Yesterday was the day when Travel Planners sent out hotel notifications and it was joy for a few and grief for many more. I finished my own entry at 2:20 and got my first choice. Ben, who had the same hotel list, finished 20 second later and got nothing. Why? Well, I chose a single room and he chose double. Looking at the time stamps of others, it seems that asking for more beds may have been a harder order to fill than a single bed, which is more flexible.
There isn’t too much to say about this. As we all know there are mote people who want to stay downtown than there are hotels downtown. I got the Hyatt, which the older I get, doesn’t seem all that close, as it’s about a mile to Hall H. Supposedly if the convention center expansion is ever approved, the Bayside Hilton will also double its number of rooms. And add a whopping 500. Still only a drop in the bucket.
A few tricks and tips:
• For next year, I recommend hiring a youthful gamer to enter the lottery for you. Seriously, this is the Hunger Games for complimentary turndown service. I know I hit submit once and had to go back and fix something…in the micro seconds it took to do that everyone was getting the Omni.
• It’s better to click on the “give me anything” option than get nothing. A hotel on the shuttle route is better than throwing yourself on the mercy of the secondary market.
• Room swapping is going on in this Subreddit thread
• There is another thread here.
• The second bite at the apple for official hotel reservations—probably rooms shucked due to being extras or what not and not wanting to pony up $600+ for the deposit—opens on April 23, 2014
• The Unofficial SDCC Blog has a good round-up here. It looks like all hotel rooms were gone within five minutes. Getting in under a minute and you got your room. UNDER 60 seconds.

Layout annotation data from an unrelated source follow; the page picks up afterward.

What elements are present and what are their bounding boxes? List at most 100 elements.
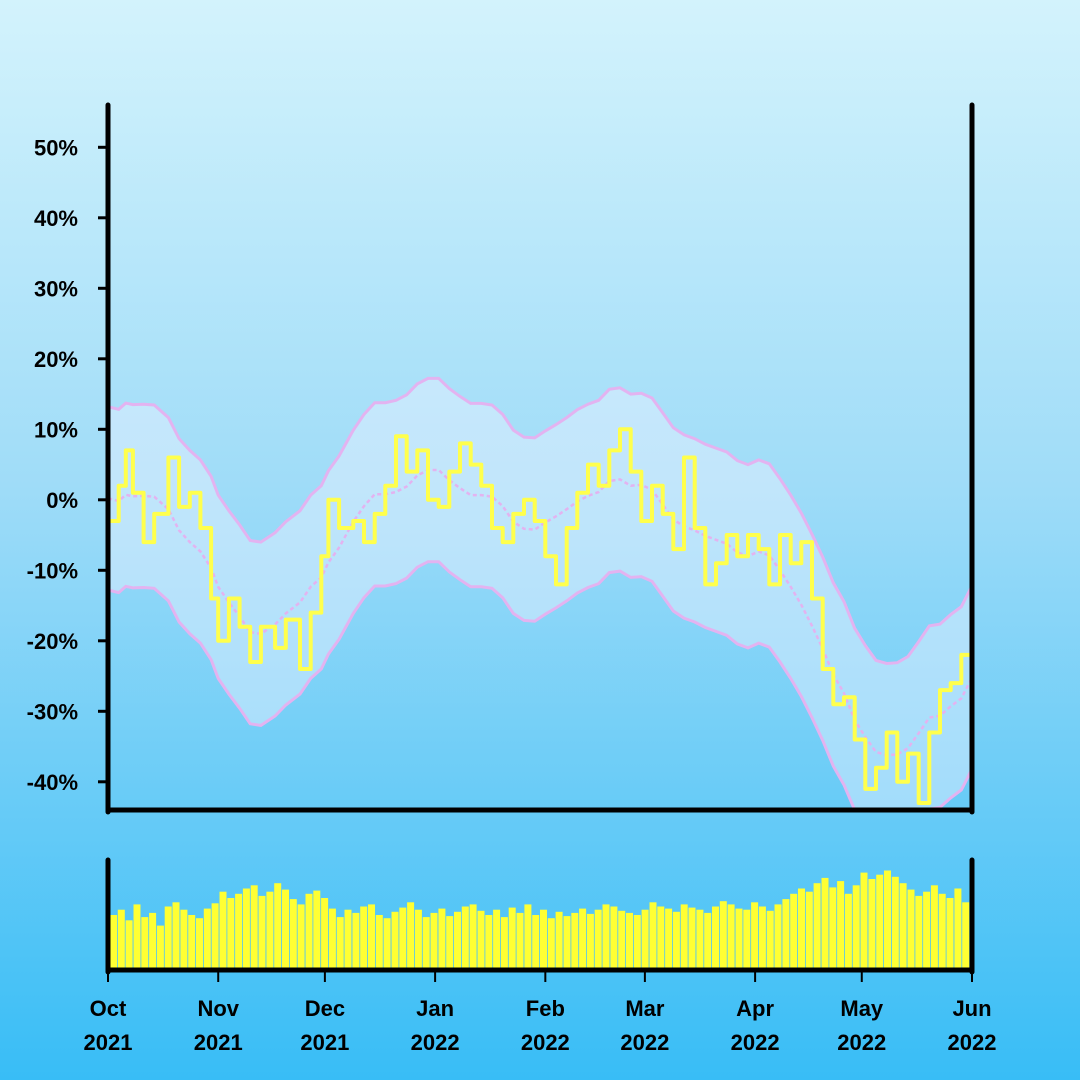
volume-bar — [626, 912, 633, 968]
volume-bar — [735, 908, 743, 968]
volume-bar — [461, 906, 469, 968]
volume-bar — [571, 912, 579, 968]
x-tick-month-label: Mar — [625, 996, 665, 1021]
volume-bar — [438, 908, 446, 968]
moving-average-layer — [107, 468, 974, 757]
axes — [105, 102, 975, 975]
y-tick-label: -10% — [27, 558, 78, 583]
volume-bar — [289, 899, 297, 968]
volume-bar — [649, 902, 657, 968]
volume-bar — [829, 887, 837, 968]
volume-bar — [962, 902, 970, 968]
volume-bar — [540, 909, 547, 968]
x-tick-month-label: Oct — [90, 996, 127, 1021]
volume-bar — [399, 907, 407, 968]
volume-bar — [235, 893, 243, 968]
volume-bar — [805, 891, 813, 968]
volume-bar — [798, 888, 805, 968]
x-tick-year-label: 2022 — [731, 1030, 780, 1055]
volume-bar — [211, 903, 219, 968]
x-tick-month-label: May — [840, 996, 884, 1021]
band-fill — [108, 378, 972, 810]
volume-bar — [719, 901, 727, 968]
volume-bar — [602, 904, 610, 968]
y-ticks: 50% 40% 30% 20% 10% 0% -10% -20% -30% -40% — [27, 135, 108, 795]
volume-bar — [203, 908, 211, 968]
volume-bar — [899, 883, 907, 968]
volume-bar — [688, 907, 696, 968]
x-tick-year-label: 2022 — [411, 1030, 460, 1055]
volume-bar — [751, 902, 759, 968]
volume-bar — [727, 904, 735, 968]
volume-bar — [282, 889, 289, 968]
volume-bar — [680, 904, 688, 968]
x-tick-year-label: 2022 — [521, 1030, 570, 1055]
volume-bar — [141, 917, 149, 968]
volume-bar — [508, 907, 516, 968]
volume-bar — [117, 909, 125, 968]
volume-bar — [774, 904, 782, 968]
volume-bar — [391, 911, 399, 968]
y-tick-label: 40% — [34, 206, 78, 231]
volume-bars-layer — [110, 870, 970, 968]
volume-bar — [852, 885, 860, 968]
volume-bar — [868, 879, 876, 968]
moving-average-line — [107, 468, 974, 757]
volume-bar — [454, 911, 461, 968]
upper-band-line — [107, 376, 974, 666]
volume-bar — [954, 888, 962, 968]
x-tick-year-label: 2021 — [194, 1030, 243, 1055]
y-tick-label: 30% — [34, 276, 78, 301]
volume-bar — [532, 915, 540, 968]
volume-bar — [164, 906, 172, 968]
volume-bar — [821, 877, 829, 968]
volume-bar — [891, 876, 899, 968]
volume-bar — [938, 893, 946, 968]
volume-bar — [477, 910, 485, 968]
volume-bar — [790, 893, 798, 968]
x-tick-month-label: Nov — [197, 996, 239, 1021]
y-tick-label: 20% — [34, 347, 78, 372]
x-ticks: Oct 2021 Nov 2021 Dec 2021 Jan 2022 Feb 2022 Mar 20… — [84, 970, 996, 1055]
volume-bar — [180, 909, 188, 968]
volume-bar — [414, 909, 422, 968]
y-tick-label: -20% — [27, 629, 78, 654]
volume-bar — [336, 917, 344, 968]
volume-bar — [782, 899, 790, 968]
volume-bar — [313, 890, 321, 968]
y-tick-label: 0% — [46, 488, 78, 513]
volume-bar — [712, 906, 719, 968]
price-line — [108, 427, 974, 805]
volume-bar — [360, 906, 368, 968]
volume-bar — [258, 895, 266, 968]
bollinger-band-layer — [107, 376, 974, 812]
volume-bar — [672, 911, 680, 968]
volume-bar — [743, 909, 751, 968]
x-tick-year-label: 2021 — [84, 1030, 133, 1055]
volume-bar — [219, 891, 227, 968]
volume-bar — [930, 885, 938, 968]
volume-bar — [250, 885, 258, 968]
y-tick-label: -30% — [27, 699, 78, 724]
volume-bar — [446, 916, 454, 968]
volume-bar — [860, 872, 868, 968]
volume-bar — [884, 870, 891, 968]
volume-bar — [485, 915, 493, 968]
x-tick-month-label: Jun — [952, 996, 991, 1021]
volume-bar — [766, 910, 774, 968]
volume-bar — [915, 895, 923, 968]
volume-bar — [383, 918, 391, 968]
volume-bar — [500, 917, 508, 968]
volume-bar — [375, 915, 383, 968]
volume-bar — [156, 925, 164, 968]
volume-bar — [133, 904, 141, 968]
volume-bar — [188, 915, 196, 968]
volume-bar — [657, 906, 665, 968]
x-tick-year-label: 2022 — [620, 1030, 669, 1055]
y-tick-label: -40% — [27, 770, 78, 795]
volume-bar — [422, 917, 430, 968]
volume-bar — [563, 916, 571, 968]
volume-bar — [297, 904, 305, 968]
volume-bar — [641, 909, 649, 968]
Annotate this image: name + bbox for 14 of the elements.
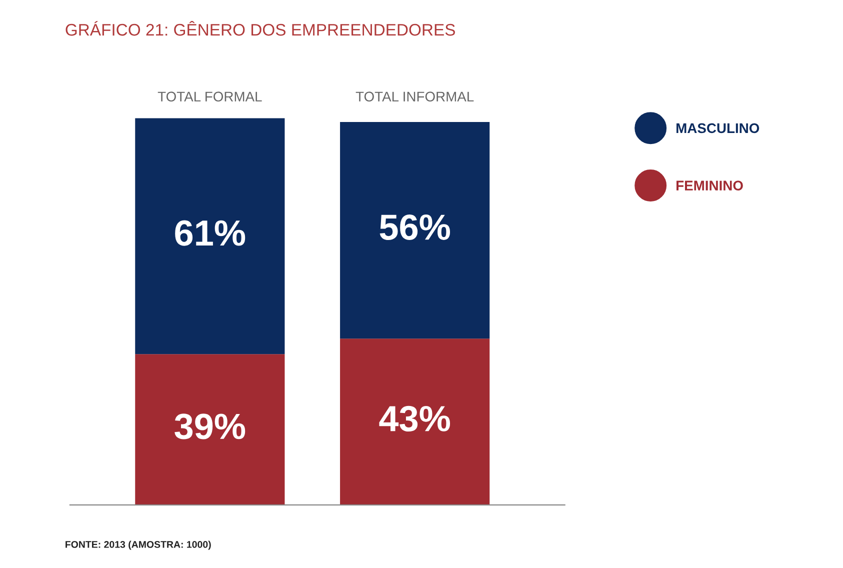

• Lots and lots of cartoonists, journalists and Important People Who Make Comic-Con What It Is did not get hotel rooms. I know just because you actually make comics or interview Benedict Cumberbatch doesn’t mean you should get a good hotel room. It would be totally against the egalitarian spirit of Comic-Con to give special dispensation to any group like this. However, when Hoteloween first began, exhibitors complained that they needed to be at booths early and a 30 minute shuttle ride was a major problem. Thus began the ultra secret exhibitor hotel room lottery which takes place early in the year and gives exhibitors a well deserved crack at the rooms of their choice. I’m sure there is a limit on how many rooms you can get for your booth—otherwise some enterprising soul would get a booth just to get hotel rooms for his other friends. And yes I know there is a year long wait list for booths, as well, but they eventually come through. Unlike a room with balcony at the Horton Grand.
• What is true is that big exhibitors always book extra rooms and creative types can throw themselves on the mercy of their publisher for that. So now the bargaining begins. May the odds be ever in your favor!